Online communities are greatly hurt by "prove you are allowed to talk about this game, share your achievements showing you've platted it" mentality. Which is sadly not uncommon.
People engage longer with titles they should have stopped for one reason or another in the hunt to complete all of the achievements. Often to the their own detriment.
Games with multiplayer achievements have sessions wrecked by people achievement hunting online. And they're usually asking for degenerate activities, too.
And, before you discount people who are compelled to go for all the achievements, don't be an asshole. It's as system explicitly designed* [originally -- and persists] to exploit people into "engaging" with a title longer/in different ways, so that they're not going to competitors titles or keep with a title until the next update or patch lures them back in.

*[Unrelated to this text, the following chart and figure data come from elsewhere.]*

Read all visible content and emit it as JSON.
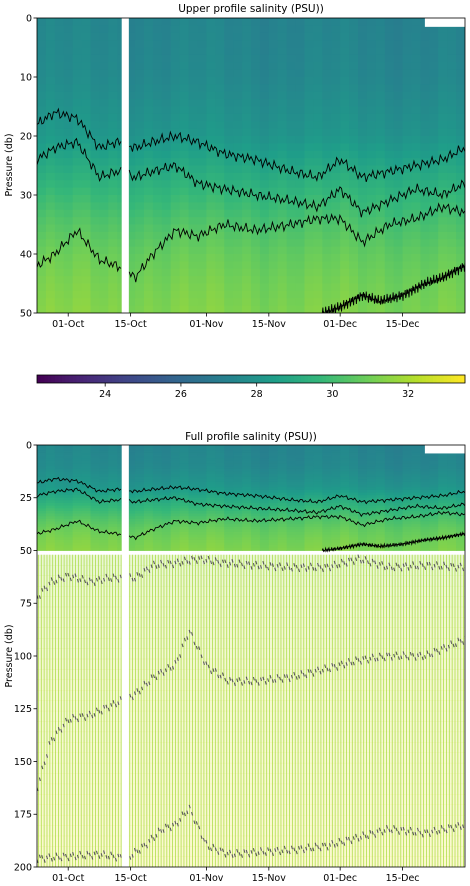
{
  "colors": {
    "viridis": [
      "#440154",
      "#482878",
      "#3e4a89",
      "#31688e",
      "#26828e",
      "#1f9e89",
      "#35b779",
      "#6ece58",
      "#b5de2b",
      "#fde725"
    ],
    "contour_line": "#000000",
    "deep_contour": "#5a5a5a"
  },
  "chart_data": [
    {
      "type": "heatmap",
      "title": "Upper profile salinity (PSU))",
      "ylabel": "Pressure (db)",
      "xlabel": "",
      "ylim": [
        50,
        0
      ],
      "yticks": [
        0,
        10,
        20,
        30,
        40,
        50
      ],
      "xlim": [
        "2019-09-24",
        "2019-12-29"
      ],
      "xticks": [
        {
          "date": "2019-10-01",
          "label": "01-Oct"
        },
        {
          "date": "2019-10-15",
          "label": "15-Oct"
        },
        {
          "date": "2019-11-01",
          "label": "01-Nov"
        },
        {
          "date": "2019-11-15",
          "label": "15-Nov"
        },
        {
          "date": "2019-12-01",
          "label": "01-Dec"
        },
        {
          "date": "2019-12-15",
          "label": "15-Dec"
        }
      ],
      "data_gap": [
        "2019-10-13",
        "2019-10-14"
      ],
      "salinity_profile": {
        "pressure": [
          0,
          10,
          20,
          25,
          30,
          35,
          40,
          45,
          50
        ],
        "salinity": [
          27.4,
          27.6,
          28.2,
          29.0,
          29.8,
          30.4,
          30.9,
          31.2,
          31.4
        ]
      },
      "contours": [
        {
          "level": 28,
          "x": [
            "2019-09-24",
            "2019-09-28",
            "2019-10-03",
            "2019-10-08",
            "2019-10-12",
            "2019-10-16",
            "2019-10-20",
            "2019-10-25",
            "2019-10-30",
            "2019-11-05",
            "2019-11-12",
            "2019-11-20",
            "2019-11-26",
            "2019-12-01",
            "2019-12-06",
            "2019-12-12",
            "2019-12-18",
            "2019-12-24",
            "2019-12-29"
          ],
          "y": [
            18,
            16,
            17,
            22,
            21,
            22,
            21,
            20,
            21,
            23,
            24,
            26,
            27,
            24,
            27,
            26,
            25,
            24,
            22
          ]
        },
        {
          "level": 29,
          "x": [
            "2019-09-24",
            "2019-09-28",
            "2019-10-03",
            "2019-10-08",
            "2019-10-12",
            "2019-10-16",
            "2019-10-20",
            "2019-10-25",
            "2019-10-30",
            "2019-11-05",
            "2019-11-12",
            "2019-11-20",
            "2019-11-26",
            "2019-12-01",
            "2019-12-06",
            "2019-12-12",
            "2019-12-18",
            "2019-12-24",
            "2019-12-29"
          ],
          "y": [
            24,
            22,
            21,
            27,
            26,
            27,
            26,
            25,
            28,
            29,
            30,
            31,
            32,
            29,
            33,
            31,
            29,
            30,
            28
          ]
        },
        {
          "level": 30,
          "x": [
            "2019-09-24",
            "2019-09-28",
            "2019-10-03",
            "2019-10-08",
            "2019-10-12",
            "2019-10-16",
            "2019-10-20",
            "2019-10-25",
            "2019-10-30",
            "2019-11-05",
            "2019-11-12",
            "2019-11-20",
            "2019-11-26",
            "2019-12-01",
            "2019-12-06",
            "2019-12-12",
            "2019-12-18",
            "2019-12-24",
            "2019-12-29"
          ],
          "y": [
            42,
            40,
            36,
            41,
            42,
            44,
            40,
            36,
            37,
            35,
            36,
            35,
            34,
            34,
            38,
            35,
            34,
            32,
            33
          ]
        },
        {
          "level": 31,
          "x": [
            "2019-11-27",
            "2019-12-01",
            "2019-12-06",
            "2019-12-10",
            "2019-12-15",
            "2019-12-20",
            "2019-12-24",
            "2019-12-29"
          ],
          "y": [
            50,
            49,
            47,
            48,
            47,
            45,
            44,
            42
          ]
        }
      ]
    },
    {
      "type": "colorbar",
      "ticks": [
        24,
        26,
        28,
        30,
        32
      ],
      "range": [
        22.2,
        33.5
      ]
    },
    {
      "type": "heatmap",
      "title": "Full profile salinity (PSU))",
      "ylabel": "Pressure (db)",
      "xlabel": "",
      "ylim": [
        200,
        0
      ],
      "yticks": [
        0,
        25,
        50,
        75,
        100,
        125,
        150,
        175,
        200
      ],
      "xlim": [
        "2019-09-24",
        "2019-12-29"
      ],
      "xticks": [
        {
          "date": "2019-10-01",
          "label": "01-Oct"
        },
        {
          "date": "2019-10-15",
          "label": "15-Oct"
        },
        {
          "date": "2019-11-01",
          "label": "01-Nov"
        },
        {
          "date": "2019-11-15",
          "label": "15-Nov"
        },
        {
          "date": "2019-12-01",
          "label": "01-Dec"
        },
        {
          "date": "2019-12-15",
          "label": "15-Dec"
        }
      ],
      "data_gap": [
        "2019-10-13",
        "2019-10-14"
      ],
      "deep_profile": {
        "pressure": [
          52,
          75,
          100,
          125,
          150,
          175,
          200
        ],
        "salinity": [
          31.8,
          32.3,
          32.6,
          32.8,
          32.9,
          33.1,
          33.3
        ]
      },
      "deep_contours": [
        {
          "x": [
            "2019-09-24",
            "2019-09-27",
            "2019-10-01",
            "2019-10-06",
            "2019-10-10",
            "2019-10-16",
            "2019-10-20",
            "2019-10-25",
            "2019-10-30",
            "2019-11-05",
            "2019-11-12",
            "2019-11-20",
            "2019-11-28",
            "2019-12-05",
            "2019-12-12",
            "2019-12-20",
            "2019-12-29"
          ],
          "y": [
            72,
            65,
            62,
            65,
            63,
            63,
            57,
            56,
            54,
            56,
            57,
            58,
            58,
            54,
            58,
            57,
            58
          ]
        },
        {
          "x": [
            "2019-09-24",
            "2019-09-27",
            "2019-10-01",
            "2019-10-06",
            "2019-10-10",
            "2019-10-16",
            "2019-10-20",
            "2019-10-25",
            "2019-10-28",
            "2019-11-01",
            "2019-11-06",
            "2019-11-12",
            "2019-11-20",
            "2019-11-28",
            "2019-12-05",
            "2019-12-12",
            "2019-12-20",
            "2019-12-29"
          ],
          "y": [
            162,
            140,
            130,
            128,
            124,
            118,
            110,
            104,
            88,
            105,
            112,
            112,
            110,
            106,
            102,
            100,
            100,
            92
          ]
        },
        {
          "x": [
            "2019-09-24",
            "2019-10-01",
            "2019-10-08",
            "2019-10-14",
            "2019-10-18",
            "2019-10-22",
            "2019-10-25",
            "2019-10-28",
            "2019-11-01",
            "2019-11-06",
            "2019-11-12",
            "2019-11-20",
            "2019-11-28",
            "2019-12-05",
            "2019-12-12",
            "2019-12-20",
            "2019-12-29"
          ],
          "y": [
            196,
            195,
            194,
            196,
            190,
            182,
            180,
            172,
            190,
            194,
            193,
            192,
            190,
            186,
            182,
            184,
            180
          ]
        }
      ]
    }
  ]
}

One case study of many: The people whose whole play experience of Stardew Valley is ruined by the Fector's Challenge achievement. It completely fucks up the game for them. Their experience on GOG, where they'd never be introduced to the concept of "I must complete and perfect this mini-game that completely clashes with the overall game".
Another: Blue Dragon's "get classes to max level" achievements. You'll have literally everything else in the game done long, long, long before these. Uncountable games have those like this.
I have gone into greater detail in previous posts; they should be findable by search. But I know you're not interested in engaging in a good faith discussion. I'm glad I am not of the personality to have them drag me through the mud like that. But a member of my household definitely is, as are a few of my friends.
Would gaming be better if the idea of achievements had never been dreamed up? Yes. No one would be missing anything of value, and plenty of people who do have problems created by them would have that problem solved.
* In addition to their design of "drag people in to our ecosystem", which is also their purpose for Galaxy -- something that shouldn't be reinforced.